Hardware T&L Tutorials/Suggestions/Code

I am just beginning in OpenGL so understand that even though this question is somewhat above my head currently, that is where I want to get to as quicly as possible. Any help would be great. Thanks.

-Crow

E-Mail: crows_home@bigfoot.com

As I understand it HW T&L is automatic, so long as you let OpenGL do the transformations.

i.e.

Use the LoadMatrix, MultMatrix etc fuctions and don’t do any transformations yourself.

Actually to my knowledge, hardware T&L is not a feature that automatically works whenever able as you must set it to use the T&L driver. I have multiple applications that do not use my T&L driver for OpenGL and yet are OpenGL applications. If I am wrong please correct me.

-Crow

E-Mail: crows_home@bigfoot.com

If HW T&L is supported by your driver, you will get HW T&L, and there is nothing you have to do to enable it. But you have to use proper dataformats to be able to USE the HW T&L. For example, you must pass vertices a floats, not doubles or integers (on a GeForce at least), otherwise you fall back on software transformation.

And by the way, how do you know your applications doesn’t use the HW T&L feature?

No, there is no specific data format required for T&L. T&L is totally automatic. Some formats may waste performance because we’ll do conversions, but T&L will occur in HW no matter what format you use.

  • Matt

Oh really? Now thats great

The thing is, I think I read it at yer developer site, but maybe I either interpretated it wrong, or maybe it was something else I was thinking about. So I’m sorry for my first post about dataformats.
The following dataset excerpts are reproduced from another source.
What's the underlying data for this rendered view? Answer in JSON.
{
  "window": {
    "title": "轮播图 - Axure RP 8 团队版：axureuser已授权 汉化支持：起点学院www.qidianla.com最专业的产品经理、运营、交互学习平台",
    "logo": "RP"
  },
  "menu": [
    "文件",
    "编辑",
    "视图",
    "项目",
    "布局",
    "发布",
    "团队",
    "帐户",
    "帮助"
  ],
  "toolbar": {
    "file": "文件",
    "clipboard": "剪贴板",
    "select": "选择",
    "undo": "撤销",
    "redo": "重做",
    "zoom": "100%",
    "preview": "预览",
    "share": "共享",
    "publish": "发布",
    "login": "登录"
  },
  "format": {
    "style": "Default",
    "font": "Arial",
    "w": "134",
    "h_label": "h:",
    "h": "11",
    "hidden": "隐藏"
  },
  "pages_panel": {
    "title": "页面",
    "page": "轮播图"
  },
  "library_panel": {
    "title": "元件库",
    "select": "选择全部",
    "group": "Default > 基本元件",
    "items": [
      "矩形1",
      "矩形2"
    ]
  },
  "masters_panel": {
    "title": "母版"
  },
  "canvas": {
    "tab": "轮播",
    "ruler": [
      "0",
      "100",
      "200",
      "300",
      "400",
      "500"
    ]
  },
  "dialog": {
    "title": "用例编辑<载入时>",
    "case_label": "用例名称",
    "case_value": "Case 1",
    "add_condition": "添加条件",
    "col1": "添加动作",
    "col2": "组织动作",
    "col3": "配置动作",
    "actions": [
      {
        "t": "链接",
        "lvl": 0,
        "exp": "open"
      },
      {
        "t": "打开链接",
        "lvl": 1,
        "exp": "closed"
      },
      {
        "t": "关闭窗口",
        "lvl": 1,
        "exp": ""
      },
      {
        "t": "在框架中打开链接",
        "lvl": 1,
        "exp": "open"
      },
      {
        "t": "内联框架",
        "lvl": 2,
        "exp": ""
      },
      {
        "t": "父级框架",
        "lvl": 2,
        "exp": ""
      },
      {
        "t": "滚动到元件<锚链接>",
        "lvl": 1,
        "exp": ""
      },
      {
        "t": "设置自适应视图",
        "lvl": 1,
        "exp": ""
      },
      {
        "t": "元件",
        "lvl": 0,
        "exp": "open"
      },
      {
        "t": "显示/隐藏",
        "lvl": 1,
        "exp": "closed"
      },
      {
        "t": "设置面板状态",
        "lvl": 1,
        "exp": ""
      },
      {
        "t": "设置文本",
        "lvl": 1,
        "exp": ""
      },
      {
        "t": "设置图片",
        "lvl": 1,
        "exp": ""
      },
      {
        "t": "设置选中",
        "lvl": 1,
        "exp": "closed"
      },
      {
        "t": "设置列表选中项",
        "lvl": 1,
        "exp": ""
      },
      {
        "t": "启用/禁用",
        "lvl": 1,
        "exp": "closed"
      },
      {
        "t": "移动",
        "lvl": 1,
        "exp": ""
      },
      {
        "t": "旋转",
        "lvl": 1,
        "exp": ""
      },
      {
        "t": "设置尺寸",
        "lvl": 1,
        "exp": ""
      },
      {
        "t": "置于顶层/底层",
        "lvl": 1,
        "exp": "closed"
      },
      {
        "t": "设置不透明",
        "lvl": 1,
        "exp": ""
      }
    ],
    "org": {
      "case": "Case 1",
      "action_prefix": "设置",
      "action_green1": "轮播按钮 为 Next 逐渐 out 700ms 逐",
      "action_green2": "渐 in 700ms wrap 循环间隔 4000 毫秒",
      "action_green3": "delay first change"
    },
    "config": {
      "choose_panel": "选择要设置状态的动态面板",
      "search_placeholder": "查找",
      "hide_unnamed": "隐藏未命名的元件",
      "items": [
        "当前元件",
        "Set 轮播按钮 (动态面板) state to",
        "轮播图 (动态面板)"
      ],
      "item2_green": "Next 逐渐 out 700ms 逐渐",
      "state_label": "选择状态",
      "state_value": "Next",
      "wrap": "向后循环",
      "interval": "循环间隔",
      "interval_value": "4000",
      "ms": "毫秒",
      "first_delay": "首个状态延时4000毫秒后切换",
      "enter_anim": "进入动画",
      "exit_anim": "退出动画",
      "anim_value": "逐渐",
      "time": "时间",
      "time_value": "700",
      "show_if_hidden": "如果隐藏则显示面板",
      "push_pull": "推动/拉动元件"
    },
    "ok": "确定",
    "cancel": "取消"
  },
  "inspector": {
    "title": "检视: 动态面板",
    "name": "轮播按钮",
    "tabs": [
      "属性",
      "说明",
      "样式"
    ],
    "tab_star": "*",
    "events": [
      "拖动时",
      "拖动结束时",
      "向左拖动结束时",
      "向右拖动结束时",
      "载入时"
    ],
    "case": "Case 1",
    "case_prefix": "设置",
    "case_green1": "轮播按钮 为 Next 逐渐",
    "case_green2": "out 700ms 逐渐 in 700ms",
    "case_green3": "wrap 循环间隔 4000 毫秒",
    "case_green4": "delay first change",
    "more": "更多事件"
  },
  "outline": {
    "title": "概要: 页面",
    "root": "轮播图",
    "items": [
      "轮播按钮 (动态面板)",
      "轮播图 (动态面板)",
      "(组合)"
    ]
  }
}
Oh well, learning new things every day…

Mind if I ask then why when I run an application in OpenGL and also again in DirectX that niether of them uses my T&L. It is obvious because I have run T&L projects before and it has worked.
What about that?

-Thanks,
Crow

E-Mail: crows_home@bigfoot.com

In Direct3D, you have to use the HT&L HAL
instead of the “regular” HAL to get HT&L.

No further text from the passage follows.